Nem tão salgados assim
O excesso de sal, como sempre afirmamos, é um perigo para indivíduos com potencial de hipertensão arterial. A OMS (Organização Mundial de Saúde) recomenda um consumo máximo de 6 gramas diárias de sal.
Quantificamos, então, o sal,levando em consideração a questão da saúde, mas também para verificar se houve adição excessiva com o objetivo de alterar o teor de extrato seco. Algumas marcas apresentaram um teor elevado, mas a maioria foi pelo menos aceitável.
Depois vimos se havia metais pesados nos produtos, que podem ser resíduos de agrotóxicos ou pesticidas e mesmo estar presente devido
a uma contaminação durante o processo de fabricação. Felizmente, essas substâncias não apareceram nos molhos testados.
O teste seguinte verificou a presença e quantidade de conservantes nos produtos. De fato, em alguns casos, havia benzoato ou sorbato de sódio (entenda o que são no quadro da pág.9). Porém, como a quantidade que encontramos foi bem menor do que o limite estipulado pela legislação, isso pode indicar que nem sempre os fabricantes adicionam esses aditivos.
Esses conservantes podem já estar na matéria-prima (polpa de tomate) utilizada. Mesmo assim, entendemos que essas marcas deveriam receber um conceito diferente (C) das que utilizam matériasprimas sem aditivos.
Molhos contaminados
Em seguida, fizemos uma análise importante para verificar se o processo de esterilização dos molhos foi eficaz, ou seja, se eliminou os microrganismos que poderiam estar presentes. Um resultado positivo para esse teste seria a ausência de qualquer alteração estufamento) nas embalagens.

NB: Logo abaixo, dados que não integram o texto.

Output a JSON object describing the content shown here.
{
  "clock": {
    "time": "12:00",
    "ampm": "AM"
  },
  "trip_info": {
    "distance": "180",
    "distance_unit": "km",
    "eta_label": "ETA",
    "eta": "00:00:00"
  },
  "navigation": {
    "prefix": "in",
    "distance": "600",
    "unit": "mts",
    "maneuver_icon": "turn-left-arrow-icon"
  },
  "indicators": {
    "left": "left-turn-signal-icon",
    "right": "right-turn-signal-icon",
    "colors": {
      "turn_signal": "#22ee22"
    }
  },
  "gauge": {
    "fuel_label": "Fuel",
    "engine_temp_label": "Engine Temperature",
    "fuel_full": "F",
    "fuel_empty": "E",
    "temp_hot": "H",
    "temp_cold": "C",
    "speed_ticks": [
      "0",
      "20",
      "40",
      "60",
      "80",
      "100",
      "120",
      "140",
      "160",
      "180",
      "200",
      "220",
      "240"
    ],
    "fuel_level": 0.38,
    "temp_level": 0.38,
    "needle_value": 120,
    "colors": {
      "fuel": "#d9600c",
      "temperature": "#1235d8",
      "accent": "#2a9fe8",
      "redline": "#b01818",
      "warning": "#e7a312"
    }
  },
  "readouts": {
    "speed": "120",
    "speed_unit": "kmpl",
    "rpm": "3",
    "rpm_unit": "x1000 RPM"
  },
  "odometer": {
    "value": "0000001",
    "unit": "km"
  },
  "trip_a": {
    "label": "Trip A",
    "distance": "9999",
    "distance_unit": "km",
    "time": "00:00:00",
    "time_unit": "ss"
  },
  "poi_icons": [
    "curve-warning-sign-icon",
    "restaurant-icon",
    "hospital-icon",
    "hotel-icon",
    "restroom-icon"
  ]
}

Assim, se a embalagem permanecer inalterada, o alimento está estéril e pode ser consumido sem perigos. Os produtos das marcas Compre-Bem, Extra e Quero Marinara não obtiveram resultados positivos nessa análise e, assim, foram eliminadas do teste. Vale a pena ressaltar que todas elas eram vendidas em latas. O objetivo do enlatamento é permitir que o produto tenha uma vida de prateleira maior, pois as latas passam por um processo de esterilização que deveriam destruir quaisquer microrganismos.
Entretanto, como os produtos não estavam esterilizados, alguns esporos podem ter sobrevivido, transformando-se em bactérias que produziram o gás que estufou a embalagem. As principais razões são subprocessamento, resfriamento inadequado ou contaminação da lata por falhas de selagem.
A Pro Teste solicitou à Anvisa que sejam tomadas as medidas necessárias e até mesmo a retirada dos lotes analisados do mercado.
Pêlos de roedores eliminam mais dois
Para finalizar os testes laboratoriais, analisamos se os produtos continham fragmentos de insetos, larvas ou roedores. O resultado não foi nada bom – apenas 12 das 30 marcas analisadas não apresentaram problemas de qualquer tipo. Encontramos não só fragmentos de insetos e de larvas, como, em algumas marcas, o bicho estava inteiro.
Isso, porém, não significa um perigo imediato à saúde dos consumidores, mas denota uma clara falta de controle de qualidade nas indústrias. Assim, esses produtos foram penalizados (E) não só nesse parâmetro, como também na avaliação final.
No entanto, o pior mesmo foi constatar que havia pêlos de roedores em produtos de duas marcas – Tomatino (em lata) e Arisco Tarantella (em caixa).
Como os pêlos de roedores são reconhecidamente vetores de possíveis causadores de doenças, essas duas marcas foram eliminadas do teste.